Die Standard-Schubladen sind 12 cm und 8 cm hoch. Normale Teller passen nur in die hohe Schublade (12 cm) – aber keine Teller mit einem Durchmesser über 24 cm. Ein Tipp: Nutzen Sie stapelbare Melamin-Teller (maximal 6 Stück) oder ein Camping-Geschirrset (z. B. von Sea to Summit) mit flachen Schüsseln.
Kann ich einen Kühlschrank mit größerem Gefrierfach nachrüsten?
Ja, aber passen Sie auf die Maße: Der Kühlschrank im Columbus 600 sitzt in einer Aussparung mit 86 cm Höhe und 60 cm Breite. Modelle wie der Dometic RML-1040 (190 Liter) sind baugleich (86 cm Höhe) und werden mit Adapterplatten (50 Euro) eingebaut. Ein Service zum Columbus 600 kann den Einbau in zwei Stunden erledigen.
Wie kann ich die Arbeitsfläche für mein Notebook vergrößern?
Das Standard-Schneidebrett aus Edelstahl (optional) ist zu klein. Empfehlung: Eine klappbare Laptop-Halterung an der Küchenrückwand (z. B. „Camperware Foldable Table“, ca. 35 Euro) – sie klappt bei Bedarf hoch und ist ideal zum Arbeiten. Achtung: Die Halterung muss in der Höhe verstellbar sein, weil die Rückwand des Columbus 600 im oberen Bereich eine leichte Neigung hat.
Welche Messer empfehlen sich für die Küche?
Im Columbus 600 ist kein Platz für eine Messerleiste. Besser: Ein Magnetband (ca. 30 cm, 15 Euro) an der Seitenwand neben der Spüle oder ein Klingenblock mit Schublade (z. B. „Zwilling Twin Chef“, ca. 50 Euro). Entscheidend ist die Klingenlänge: maximal 20 cm, sonst stoßen die Messer an die Schubladenoberseite. Ein Allzweckmesser (Santoku) reicht.
Wie viel kostet eine Komplettsanierung der Küche?
Eine Generalüberholung der Küchenzeile mit neuen Möbeln, Arbeitsplatte und Elektroinstallation liegt bei etwa 2.500 bis 3.500 Euro in einer Fachwerkstatt.
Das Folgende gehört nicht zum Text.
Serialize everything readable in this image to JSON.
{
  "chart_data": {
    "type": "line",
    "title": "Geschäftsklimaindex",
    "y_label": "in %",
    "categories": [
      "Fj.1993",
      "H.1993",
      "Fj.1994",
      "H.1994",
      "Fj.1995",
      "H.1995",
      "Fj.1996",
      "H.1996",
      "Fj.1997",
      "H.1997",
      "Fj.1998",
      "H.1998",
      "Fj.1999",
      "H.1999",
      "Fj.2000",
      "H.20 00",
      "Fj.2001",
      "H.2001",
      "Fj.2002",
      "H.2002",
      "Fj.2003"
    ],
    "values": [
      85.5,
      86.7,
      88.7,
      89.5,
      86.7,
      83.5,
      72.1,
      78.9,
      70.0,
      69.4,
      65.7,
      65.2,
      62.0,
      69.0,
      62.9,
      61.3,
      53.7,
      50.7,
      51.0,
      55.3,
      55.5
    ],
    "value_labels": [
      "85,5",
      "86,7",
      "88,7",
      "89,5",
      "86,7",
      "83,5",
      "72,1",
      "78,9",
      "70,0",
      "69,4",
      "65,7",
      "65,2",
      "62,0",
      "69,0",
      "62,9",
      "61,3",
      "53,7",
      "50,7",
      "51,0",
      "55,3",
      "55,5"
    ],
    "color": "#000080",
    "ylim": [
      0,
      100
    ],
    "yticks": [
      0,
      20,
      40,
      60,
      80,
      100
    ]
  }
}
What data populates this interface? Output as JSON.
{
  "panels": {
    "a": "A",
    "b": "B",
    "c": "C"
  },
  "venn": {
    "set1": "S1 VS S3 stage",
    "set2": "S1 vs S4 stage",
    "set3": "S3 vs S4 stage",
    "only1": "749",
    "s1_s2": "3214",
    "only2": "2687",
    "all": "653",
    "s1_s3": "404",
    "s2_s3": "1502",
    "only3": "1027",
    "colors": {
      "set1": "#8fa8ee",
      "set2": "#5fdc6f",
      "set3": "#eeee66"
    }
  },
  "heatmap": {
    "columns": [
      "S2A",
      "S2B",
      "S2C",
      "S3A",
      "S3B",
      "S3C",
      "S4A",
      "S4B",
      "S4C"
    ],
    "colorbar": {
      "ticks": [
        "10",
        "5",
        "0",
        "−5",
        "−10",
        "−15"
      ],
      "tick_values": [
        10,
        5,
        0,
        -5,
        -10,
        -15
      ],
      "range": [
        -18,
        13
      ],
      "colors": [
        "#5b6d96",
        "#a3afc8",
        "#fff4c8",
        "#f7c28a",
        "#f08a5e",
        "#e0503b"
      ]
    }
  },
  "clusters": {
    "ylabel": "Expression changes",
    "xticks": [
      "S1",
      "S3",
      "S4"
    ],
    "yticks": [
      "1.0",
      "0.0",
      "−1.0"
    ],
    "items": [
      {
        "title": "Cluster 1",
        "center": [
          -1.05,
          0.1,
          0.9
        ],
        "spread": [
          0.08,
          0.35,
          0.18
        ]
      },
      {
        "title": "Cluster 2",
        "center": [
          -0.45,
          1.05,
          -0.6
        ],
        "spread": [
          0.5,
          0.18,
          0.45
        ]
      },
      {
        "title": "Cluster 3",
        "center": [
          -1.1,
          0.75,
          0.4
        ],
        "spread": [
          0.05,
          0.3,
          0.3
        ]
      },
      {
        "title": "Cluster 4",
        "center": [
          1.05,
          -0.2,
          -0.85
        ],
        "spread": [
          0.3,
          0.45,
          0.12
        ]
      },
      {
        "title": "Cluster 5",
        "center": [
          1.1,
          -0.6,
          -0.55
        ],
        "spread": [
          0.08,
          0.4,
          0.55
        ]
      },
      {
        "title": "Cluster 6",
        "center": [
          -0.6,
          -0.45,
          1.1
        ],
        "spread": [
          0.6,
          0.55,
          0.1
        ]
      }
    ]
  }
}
Wenn Sie selbst schreinern, kommen Sie mit 600-800 Euro Materialkosten aus (Holz, Scharniere, Schienen). Dazu kommen Kosten für Gassteckdose (ca. 80 Euro) und neue Elektroleitungen. Vor Beginn immer einen Vergleich mit alternativen Modellen wie dem Knaus Sport 600 MEG ziehen – die Küchenlösung dort ist anders, aber auch nicht perfekt.